El micro se alejaba del conurbano bonaerense. La colectora.
La basura.
Los pibes en las esquinas.
La calle del amor que nunca fue.
La esperanza de verlo, de encontrarlo... Pero no... ¿Para qué?
El micro borraba todo aquello que iba quedando atrás.
Liniers. Y ese fin de año que le abrieron la cartera y le robaron el dinero de las compras.
Otra vez la colectora.
Como cuando viajaban en la moto hacia ninguna parte.
Esa noche que él no llegó.
Y ella perdió la confianza.
El micro repasaba el territorio que le devolvía la confianza en sí misma.
Iba en busca de un pedazo de tierra.
Para convertirlo en "territorio".
La tierra vida. Latiente. Sangrante.
Y el territorio propiedad. Cosa. Loteo.
Ya había perdido el sueño de la casa propia y compartida.
La tierra abre su espacio, habitado o inhóspito.
No todo había sido tan malo o tan lloroso...

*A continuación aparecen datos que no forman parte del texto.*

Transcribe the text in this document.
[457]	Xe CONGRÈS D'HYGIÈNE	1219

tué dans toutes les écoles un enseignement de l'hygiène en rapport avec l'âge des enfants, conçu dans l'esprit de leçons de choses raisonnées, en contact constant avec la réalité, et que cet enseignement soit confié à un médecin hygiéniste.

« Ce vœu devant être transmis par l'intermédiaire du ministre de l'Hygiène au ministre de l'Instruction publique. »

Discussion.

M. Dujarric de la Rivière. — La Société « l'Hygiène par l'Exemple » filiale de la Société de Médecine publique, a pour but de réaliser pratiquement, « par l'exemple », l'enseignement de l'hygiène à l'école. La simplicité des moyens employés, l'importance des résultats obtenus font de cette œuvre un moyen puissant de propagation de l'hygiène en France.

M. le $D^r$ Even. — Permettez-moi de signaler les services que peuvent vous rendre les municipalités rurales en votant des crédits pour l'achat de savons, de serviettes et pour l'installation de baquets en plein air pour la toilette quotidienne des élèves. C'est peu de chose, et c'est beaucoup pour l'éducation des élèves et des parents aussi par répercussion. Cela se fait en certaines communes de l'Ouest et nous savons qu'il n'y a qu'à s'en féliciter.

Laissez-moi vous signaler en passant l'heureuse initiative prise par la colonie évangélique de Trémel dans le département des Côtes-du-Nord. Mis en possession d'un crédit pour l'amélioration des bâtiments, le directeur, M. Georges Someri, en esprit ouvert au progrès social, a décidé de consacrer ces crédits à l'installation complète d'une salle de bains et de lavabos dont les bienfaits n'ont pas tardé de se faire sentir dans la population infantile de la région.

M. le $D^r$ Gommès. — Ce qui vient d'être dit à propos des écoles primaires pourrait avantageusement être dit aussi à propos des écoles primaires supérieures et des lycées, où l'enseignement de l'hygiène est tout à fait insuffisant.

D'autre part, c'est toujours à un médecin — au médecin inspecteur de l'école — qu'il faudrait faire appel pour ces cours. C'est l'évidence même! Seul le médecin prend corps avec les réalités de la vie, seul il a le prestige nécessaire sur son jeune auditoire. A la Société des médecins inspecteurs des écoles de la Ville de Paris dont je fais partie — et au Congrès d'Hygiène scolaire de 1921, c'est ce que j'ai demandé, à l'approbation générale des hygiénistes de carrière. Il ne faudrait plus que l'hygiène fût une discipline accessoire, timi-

Los mates a la madrugada fueron buenos. El abrazo, el hombro donde apoyar su cabeza cansada de tantos pensamientos. La charla interminable. La charla ovillo.

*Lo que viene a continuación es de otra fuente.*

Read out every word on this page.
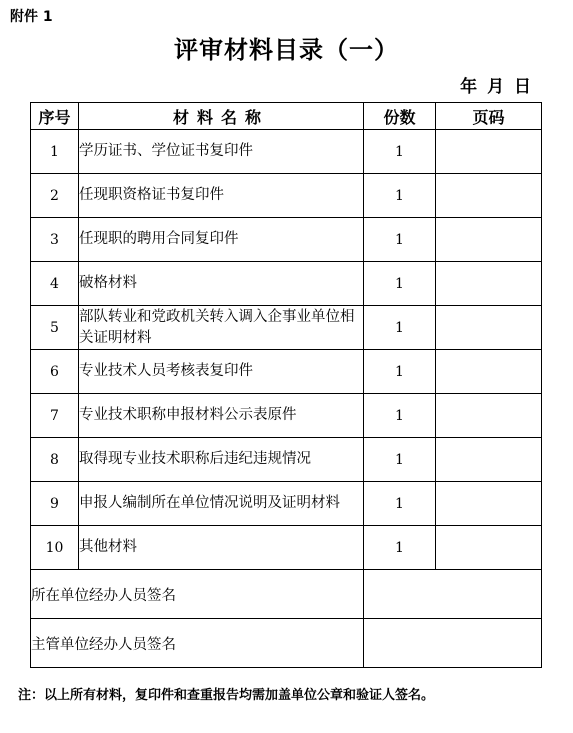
附件 1
评审材料目录（一）
年 月 日
序号	材料名称	份数	页码
1	学历证书、学位证书复印件	1	
2	任现职资格证书复印件	1	
3	任现职的聘用合同复印件	1	
4	破格材料	1	
5	部队转业和党政机关转入调入企事业单位相关证明材料	1	
6	专业技术人员考核表复印件	1	
7	专业技术职称申报材料公示表原件	1	
8	取得现专业技术职称后违纪违规情况	1	
9	申报人编制所在单位情况说明及证明材料	1	
10	其他材料	1	
所在单位经办人员签名			
主管单位经办人员签名			
注：以上所有材料，复印件和查重报告均需加盖单位公章和验证人签名。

Todo el mundo le escapaba a las rutinas. Ella se enamoraba de las rutinas.
Como el zorro del principito, ella necesitaba saber que él vendría a las 4, para estar esperándolo desde las 3.
Pero uno se cansa de esperar.
No. No es la espera lo que cansa.
Es la sensación de convertirse en un objeto más, perdido entre todos los objetos de la vida de otro.

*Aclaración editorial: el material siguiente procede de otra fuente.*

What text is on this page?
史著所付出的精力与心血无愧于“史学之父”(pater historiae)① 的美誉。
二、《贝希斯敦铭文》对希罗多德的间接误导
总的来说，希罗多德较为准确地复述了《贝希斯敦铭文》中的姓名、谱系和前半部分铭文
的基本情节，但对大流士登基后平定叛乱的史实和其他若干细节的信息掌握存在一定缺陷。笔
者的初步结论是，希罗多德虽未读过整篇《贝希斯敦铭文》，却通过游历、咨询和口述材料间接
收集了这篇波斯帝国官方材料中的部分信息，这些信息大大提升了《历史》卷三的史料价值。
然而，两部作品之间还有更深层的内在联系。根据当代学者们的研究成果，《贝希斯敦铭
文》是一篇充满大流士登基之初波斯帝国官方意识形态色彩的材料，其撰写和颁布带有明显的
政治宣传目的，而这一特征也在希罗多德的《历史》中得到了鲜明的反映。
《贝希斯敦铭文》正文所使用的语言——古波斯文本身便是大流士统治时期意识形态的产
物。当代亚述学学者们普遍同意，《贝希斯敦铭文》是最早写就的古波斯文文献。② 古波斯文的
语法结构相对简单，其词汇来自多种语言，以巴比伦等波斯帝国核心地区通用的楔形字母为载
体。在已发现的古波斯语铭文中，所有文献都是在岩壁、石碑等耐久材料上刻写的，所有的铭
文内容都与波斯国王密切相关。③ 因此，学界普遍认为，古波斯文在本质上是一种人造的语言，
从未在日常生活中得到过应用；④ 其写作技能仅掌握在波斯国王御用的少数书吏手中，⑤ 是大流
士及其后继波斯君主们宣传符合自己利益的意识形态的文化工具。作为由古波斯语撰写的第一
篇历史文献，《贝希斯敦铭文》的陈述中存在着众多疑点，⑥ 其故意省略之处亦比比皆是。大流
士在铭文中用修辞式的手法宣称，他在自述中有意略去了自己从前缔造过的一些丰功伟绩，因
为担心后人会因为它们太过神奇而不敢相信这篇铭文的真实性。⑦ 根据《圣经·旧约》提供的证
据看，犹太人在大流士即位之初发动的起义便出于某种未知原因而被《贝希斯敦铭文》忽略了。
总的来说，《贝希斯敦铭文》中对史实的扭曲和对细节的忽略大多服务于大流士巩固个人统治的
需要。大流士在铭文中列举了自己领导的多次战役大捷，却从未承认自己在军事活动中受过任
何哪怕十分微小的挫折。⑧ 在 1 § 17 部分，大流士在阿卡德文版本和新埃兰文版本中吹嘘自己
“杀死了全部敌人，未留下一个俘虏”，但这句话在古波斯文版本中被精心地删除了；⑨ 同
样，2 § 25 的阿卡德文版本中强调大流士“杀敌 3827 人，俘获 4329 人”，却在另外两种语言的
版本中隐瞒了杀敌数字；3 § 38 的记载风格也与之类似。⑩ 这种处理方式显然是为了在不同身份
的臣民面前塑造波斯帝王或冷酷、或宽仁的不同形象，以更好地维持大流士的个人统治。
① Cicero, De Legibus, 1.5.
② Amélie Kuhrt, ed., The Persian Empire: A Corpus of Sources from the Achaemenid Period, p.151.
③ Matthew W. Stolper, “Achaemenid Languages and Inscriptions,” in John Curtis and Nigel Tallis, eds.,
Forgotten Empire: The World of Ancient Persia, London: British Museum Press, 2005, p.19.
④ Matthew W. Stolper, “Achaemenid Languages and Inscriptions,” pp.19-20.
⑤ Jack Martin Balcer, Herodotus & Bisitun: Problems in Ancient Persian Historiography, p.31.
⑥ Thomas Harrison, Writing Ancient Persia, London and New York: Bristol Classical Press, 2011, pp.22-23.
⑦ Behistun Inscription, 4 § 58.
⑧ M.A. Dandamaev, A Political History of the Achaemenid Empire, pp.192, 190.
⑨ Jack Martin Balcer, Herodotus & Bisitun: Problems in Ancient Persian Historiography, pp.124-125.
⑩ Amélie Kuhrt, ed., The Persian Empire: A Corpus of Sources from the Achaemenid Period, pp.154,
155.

Y allá, en el fondo de la vida de uno, decirse ¿Y a mí quien me espera?
Esa pregunta atroz, se convierte de pronto en el viento que sopla la semilla, y la arroja hacia otra tierra.
Valija, pasajes, micro, y la semilla vuela en busca del arraigo. En busca de esa tierra que la acune, de esa lluvia que la riegue.
Amanece. En otro territorio. Otro espacio. El mismo sol, abriéndose a una vida nueva.